MedicalResearch.com Interview with:
Sosena Kebede, MD, MPH Assistant Professor of Medicine, Department of Medicine Associate Faculty, the Armstrong Institute for Patient Safety and Quality, Johns Hopkins School of Medicine Faculty, Department of Health Policy and Management and Baltimore, MD 21287Sosena Kebede, MD, MPH
Assistant Professor of Medicine, Department of Medicine
Associate Faculty, the Armstrong Institute for Patient Safety and Quality, Johns Hopkins School of Medicine
Faculty, Department of Health Policy and Management and
Baltimore, MD 21287

Medical Research: What are the main findings of the study?
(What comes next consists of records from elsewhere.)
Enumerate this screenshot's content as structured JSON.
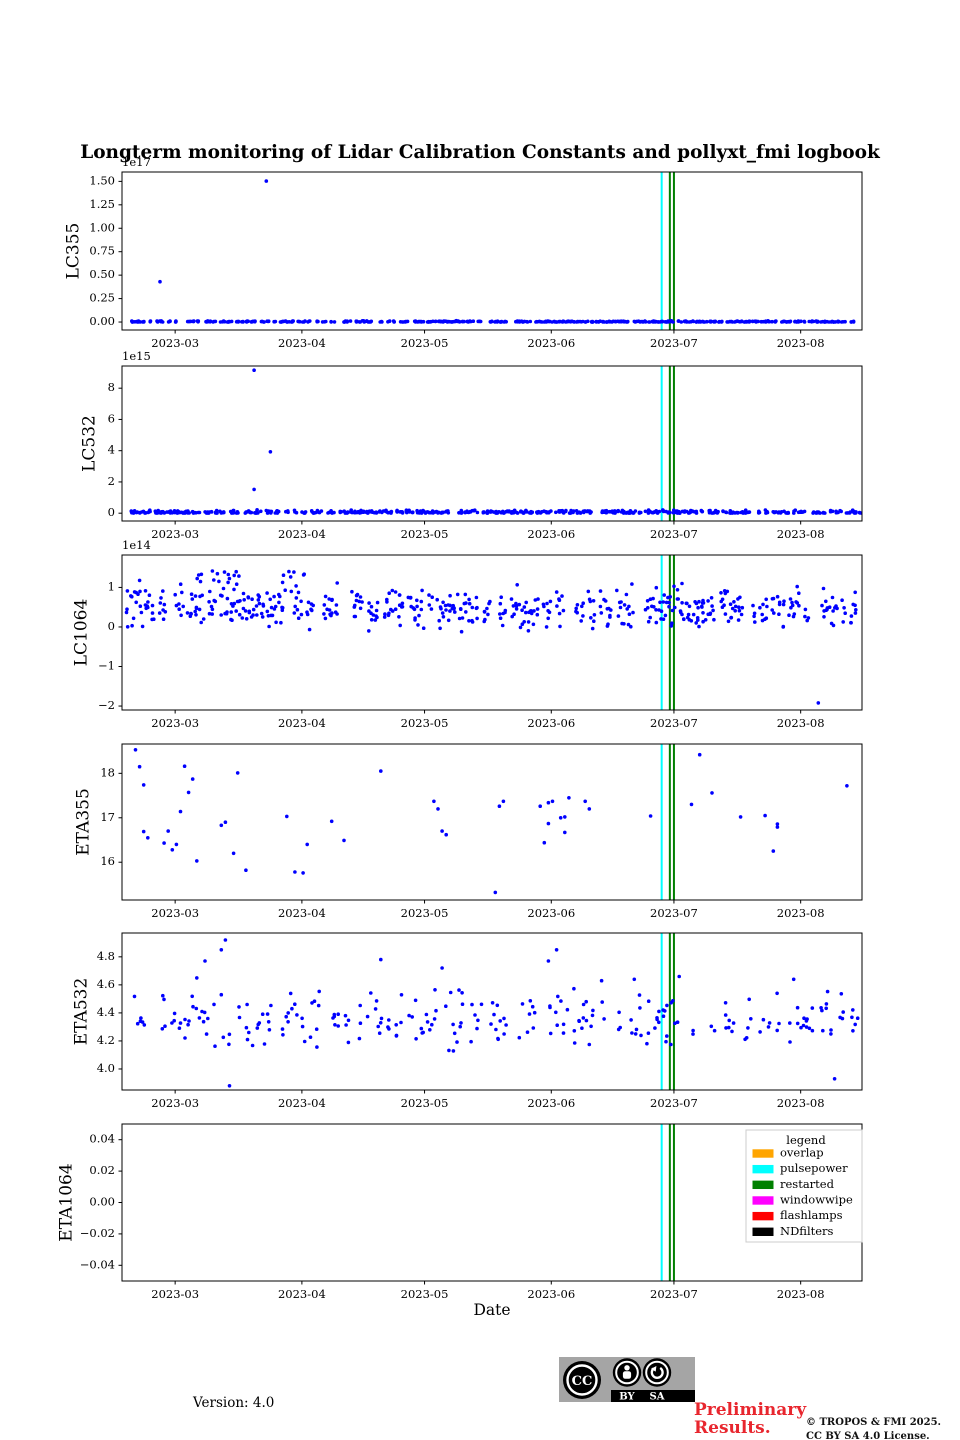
{
  "title": "Longterm monitoring of Lidar Calibration Constants and pollyxt_fmi logbook",
  "chart_data": {
    "type": "scatter",
    "xlabel": "Date",
    "point_color": "#0000ff",
    "seed": 7,
    "x_domain": [
      "2023-02-16",
      "2023-08-16"
    ],
    "x_ticks": [
      {
        "date": "2023-03-01",
        "label": "2023-03"
      },
      {
        "date": "2023-04-01",
        "label": "2023-04"
      },
      {
        "date": "2023-05-01",
        "label": "2023-05"
      },
      {
        "date": "2023-06-01",
        "label": "2023-06"
      },
      {
        "date": "2023-07-01",
        "label": "2023-07"
      },
      {
        "date": "2023-08-01",
        "label": "2023-08"
      }
    ],
    "events": [
      {
        "label": "pulsepower",
        "date": "2023-06-28",
        "color": "#00ffff"
      },
      {
        "label": "restarted",
        "date": "2023-06-30",
        "color": "#008000"
      },
      {
        "label": "restarted",
        "date": "2023-07-01",
        "color": "#008000"
      }
    ],
    "panels": [
      {
        "id": "LC355",
        "ylabel": "LC355",
        "offset_label": "1e17",
        "ylim": [
          -0.085,
          1.6
        ],
        "yticks": [
          {
            "v": 0,
            "label": "0.00"
          },
          {
            "v": 0.25,
            "label": "0.25"
          },
          {
            "v": 0.5,
            "label": "0.50"
          },
          {
            "v": 0.75,
            "label": "0.75"
          },
          {
            "v": 1.0,
            "label": "1.00"
          },
          {
            "v": 1.25,
            "label": "1.25"
          },
          {
            "v": 1.5,
            "label": "1.50"
          }
        ],
        "bands": [
          {
            "from": "2023-02-18",
            "to": "2023-08-15",
            "cov": 0.8,
            "ppd": 3.5,
            "mean": 0.004,
            "std": 0.004,
            "clip": [
              0,
              0.02
            ]
          }
        ],
        "outliers": [
          [
            "2023-02-25",
            0.43
          ],
          [
            "2023-03-23",
            1.503
          ]
        ],
        "points": []
      },
      {
        "id": "LC532",
        "ylabel": "LC532",
        "offset_label": "1e15",
        "ylim": [
          -0.5,
          9.42
        ],
        "yticks": [
          {
            "v": 0,
            "label": "0"
          },
          {
            "v": 2,
            "label": "2"
          },
          {
            "v": 4,
            "label": "4"
          },
          {
            "v": 6,
            "label": "6"
          },
          {
            "v": 8,
            "label": "8"
          }
        ],
        "bands": [
          {
            "from": "2023-02-18",
            "to": "2023-08-15",
            "cov": 0.8,
            "ppd": 3.5,
            "mean": 0.07,
            "std": 0.06,
            "clip": [
              0.005,
              0.3
            ]
          }
        ],
        "outliers": [
          [
            "2023-03-20",
            9.15
          ],
          [
            "2023-03-24",
            3.93
          ],
          [
            "2023-03-20",
            1.52
          ]
        ],
        "points": []
      },
      {
        "id": "LC1064",
        "ylabel": "LC1064",
        "offset_label": "1e14",
        "ylim": [
          -2.1,
          1.82
        ],
        "yticks": [
          {
            "v": -2,
            "label": "−2"
          },
          {
            "v": -1,
            "label": "−1"
          },
          {
            "v": 0,
            "label": "0"
          },
          {
            "v": 1,
            "label": "1"
          }
        ],
        "bands": [
          {
            "from": "2023-02-17",
            "to": "2023-08-14",
            "cov": 0.7,
            "ppd": 4,
            "mean": 0.48,
            "std": 0.25,
            "clip": [
              -0.12,
              1.3
            ]
          },
          {
            "from": "2023-03-06",
            "to": "2023-03-16",
            "cov": 0.6,
            "ppd": 2,
            "mean": 1.28,
            "std": 0.13,
            "clip": [
              1.05,
              1.5
            ]
          },
          {
            "from": "2023-03-27",
            "to": "2023-04-02",
            "cov": 0.6,
            "ppd": 1.5,
            "mean": 1.15,
            "std": 0.15,
            "clip": [
              0.9,
              1.4
            ]
          },
          {
            "from": "2023-06-30",
            "to": "2023-07-09",
            "cov": 0.85,
            "ppd": 2,
            "mean": 0.24,
            "std": 0.12,
            "clip": [
              -0.05,
              0.5
            ]
          }
        ],
        "outliers": [
          [
            "2023-08-05",
            -1.92
          ]
        ],
        "points": []
      },
      {
        "id": "ETA355",
        "ylabel": "ETA355",
        "offset_label": "",
        "ylim": [
          15.15,
          18.66
        ],
        "yticks": [
          {
            "v": 16,
            "label": "16"
          },
          {
            "v": 17,
            "label": "17"
          },
          {
            "v": 18,
            "label": "18"
          }
        ],
        "bands": [],
        "outliers": [],
        "points": [
          [
            "2023-02-19",
            18.53
          ],
          [
            "2023-02-20",
            18.15
          ],
          [
            "2023-02-21",
            17.74
          ],
          [
            "2023-02-21",
            16.69
          ],
          [
            "2023-02-22",
            16.55
          ],
          [
            "2023-02-26",
            16.43
          ],
          [
            "2023-02-27",
            16.7
          ],
          [
            "2023-02-28",
            16.28
          ],
          [
            "2023-03-01",
            16.4
          ],
          [
            "2023-03-02",
            17.14
          ],
          [
            "2023-03-03",
            18.16
          ],
          [
            "2023-03-04",
            17.57
          ],
          [
            "2023-03-05",
            17.87
          ],
          [
            "2023-03-06",
            16.03
          ],
          [
            "2023-03-12",
            16.83
          ],
          [
            "2023-03-13",
            16.9
          ],
          [
            "2023-03-15",
            16.2
          ],
          [
            "2023-03-16",
            18.01
          ],
          [
            "2023-03-18",
            15.82
          ],
          [
            "2023-03-28",
            17.03
          ],
          [
            "2023-03-30",
            15.78
          ],
          [
            "2023-04-01",
            15.76
          ],
          [
            "2023-04-02",
            16.4
          ],
          [
            "2023-04-08",
            16.92
          ],
          [
            "2023-04-11",
            16.49
          ],
          [
            "2023-04-20",
            18.05
          ],
          [
            "2023-05-03",
            17.37
          ],
          [
            "2023-05-04",
            17.2
          ],
          [
            "2023-05-05",
            16.7
          ],
          [
            "2023-05-06",
            16.62
          ],
          [
            "2023-05-18",
            15.32
          ],
          [
            "2023-05-19",
            17.26
          ],
          [
            "2023-05-20",
            17.37
          ],
          [
            "2023-05-29",
            17.26
          ],
          [
            "2023-05-30",
            16.44
          ],
          [
            "2023-05-31",
            16.87
          ],
          [
            "2023-05-31",
            17.34
          ],
          [
            "2023-06-01",
            17.37
          ],
          [
            "2023-06-03",
            17.0
          ],
          [
            "2023-06-04",
            17.02
          ],
          [
            "2023-06-04",
            16.67
          ],
          [
            "2023-06-05",
            17.45
          ],
          [
            "2023-06-09",
            17.37
          ],
          [
            "2023-06-10",
            17.2
          ],
          [
            "2023-06-25",
            17.04
          ],
          [
            "2023-07-05",
            17.3
          ],
          [
            "2023-07-07",
            18.42
          ],
          [
            "2023-07-10",
            17.56
          ],
          [
            "2023-07-17",
            17.02
          ],
          [
            "2023-07-23",
            17.05
          ],
          [
            "2023-07-25",
            16.25
          ],
          [
            "2023-07-26",
            16.86
          ],
          [
            "2023-07-26",
            16.79
          ],
          [
            "2023-08-12",
            17.72
          ]
        ]
      },
      {
        "id": "ETA532",
        "ylabel": "ETA532",
        "offset_label": "",
        "ylim": [
          3.85,
          4.97
        ],
        "yticks": [
          {
            "v": 4.0,
            "label": "4.0"
          },
          {
            "v": 4.2,
            "label": "4.2"
          },
          {
            "v": 4.4,
            "label": "4.4"
          },
          {
            "v": 4.6,
            "label": "4.6"
          },
          {
            "v": 4.8,
            "label": "4.8"
          }
        ],
        "bands": [
          {
            "from": "2023-02-17",
            "to": "2023-08-14",
            "cov": 0.62,
            "ppd": 2.4,
            "mean": 4.36,
            "std": 0.09,
            "clip": [
              4.07,
              4.58
            ]
          }
        ],
        "outliers": [
          [
            "2023-03-06",
            4.65
          ],
          [
            "2023-03-08",
            4.77
          ],
          [
            "2023-03-12",
            4.85
          ],
          [
            "2023-03-13",
            4.92
          ],
          [
            "2023-03-14",
            3.88
          ],
          [
            "2023-04-20",
            4.78
          ],
          [
            "2023-05-05",
            4.72
          ],
          [
            "2023-05-31",
            4.77
          ],
          [
            "2023-06-02",
            4.85
          ],
          [
            "2023-06-13",
            4.63
          ],
          [
            "2023-06-21",
            4.64
          ],
          [
            "2023-07-02",
            4.66
          ],
          [
            "2023-07-30",
            4.64
          ],
          [
            "2023-08-09",
            3.93
          ]
        ],
        "points": []
      },
      {
        "id": "ETA1064",
        "ylabel": "ETA1064",
        "offset_label": "",
        "ylim": [
          -0.05,
          0.05
        ],
        "yticks": [
          {
            "v": -0.04,
            "label": "−0.04"
          },
          {
            "v": -0.02,
            "label": "−0.02"
          },
          {
            "v": 0,
            "label": "0.00"
          },
          {
            "v": 0.02,
            "label": "0.02"
          },
          {
            "v": 0.04,
            "label": "0.04"
          }
        ],
        "bands": [],
        "outliers": [],
        "points": []
      }
    ],
    "legend": {
      "title": "legend",
      "entries": [
        {
          "label": "overlap",
          "color": "#ffa500"
        },
        {
          "label": "pulsepower",
          "color": "#00ffff"
        },
        {
          "label": "restarted",
          "color": "#008000"
        },
        {
          "label": "windowwipe",
          "color": "#ff00ff"
        },
        {
          "label": "flashlamps",
          "color": "#ff0000"
        },
        {
          "label": "NDfilters",
          "color": "#000000"
        }
      ]
    }
  },
  "footer": {
    "version": "Version: 4.0",
    "preliminary": "Preliminary Results.",
    "copyright_line1": "© TROPOS & FMI 2025.",
    "copyright_line2": "CC BY SA 4.0 License.",
    "cc_badge": {
      "cc_text": "CC",
      "by_label": "BY",
      "sa_label": "SA"
    }
  }
}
Dr. Kebede: There were 3 main findings in this study:

1.       Patients’ understanding of aspects of their hospital care is suboptimal on the domains of knowledge of diagnoses, indications for the medications they take and the types of procedures/tests they get. Some forms of poor shared understanding could have potentially serious implications for their health and for future care such as identifying a prescribed antidepressant as a blood thinner or mistaking an echocardiogram a left heart catheterization or thinking a liver cyst is a liver cancer. Other forms of poor shared understanding such as not accurately identifying why a procedure is done or what the results of the procedure show (a finding not discussed in the research letter) may seem less consequential  but raise the issue of informed consent, patient empowerment and may alsoraise questions about patient and physician behavior towards appropriate use of in-patient procedures. Some of the questions we could ask here include: would patients demand more or less procedures if they had better understanding of what the procedures entail, and why they are beingordered? Conversely, would physicians recommend more or less of in-patient procedures, when they encounter patients whose understanding of procedure indications are optimal?
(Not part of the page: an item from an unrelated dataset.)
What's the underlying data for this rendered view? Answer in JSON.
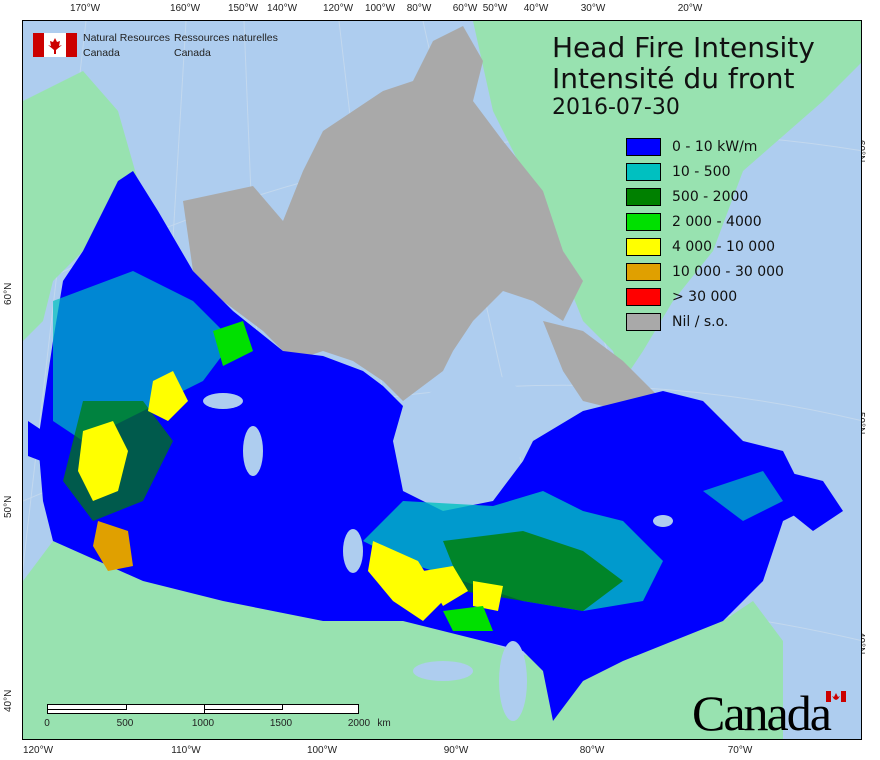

2.     Patients across the spectrum of age, race and other looked at demographics rated their understanding better than the observed shared understanding. This fairly high perceived understanding raised the question if our patients have very limited or selective expectation/need/desire to know about aspects of their care than we think is appropriate? What is the right amount and type of knowledge the patient should have about his/her in-patient care? Should patients want to know more? Would patients’ expectation for knowledge on aspects of their care change if they knew they were in fact entitled to or should have more than we have traditionally provided? If perceived understanding is not predictive of observed shared understanding, then what is and should we look for it?

3.       The higher the patients’ perception of good understanding the higher their level of satisfaction. This suggests that whatever drives the perception of good shared understanding can drive better satisfaction. Knowing what patients expectations and even values are for their care would be important if we want to find out what makes them satisfied with the care we provide. We used measured shared understanding as a surrogate marker for effective communication. Despite some difficulty in objectifying the degree of shared understanding between patients and their physicians the overwhelming majority of patients’ high level of satisfaction that tracks their perceived understanding rather than their measured understanding raises doubt if quality of care correlates with satisfaction at all. It is possible that our patients tend to be satisfied in spite of our suboptimal quality of care delivery-  in this case they seem to  be satisfied despite suboptimal  effective communication as evidenced by their suboptimal shared understanding.

Medical Research: Were any of the findings unexpected?

Dr. Kebede: That perception of shared understanding consistently predicted shared understanding at all levels, while nothing else we measured seemed to be associated with satisfaction.

Medical Research: What should clinicians and patients take away from your report?

Dr. Kebede: Patients satisfaction and quality of care delivery may not be directly associated. Patient perception is likely important for satisfaction.

Medical Research: What recommendations do you have for future research as a result of this study?

Dr. Kebede: We should ask some of the questions asked in the answer listed for the first question.

Citation:

Kebede S, Shihab HM, Berger ZD, Shah NG, Yeh H, Brotman DJ. Patients’ Understanding of Their Hospitalizations and Association With Satisfaction. JAMA Intern Med. Published online August 18, 2014. doi:10.1001/jamainternmed.2014.3765.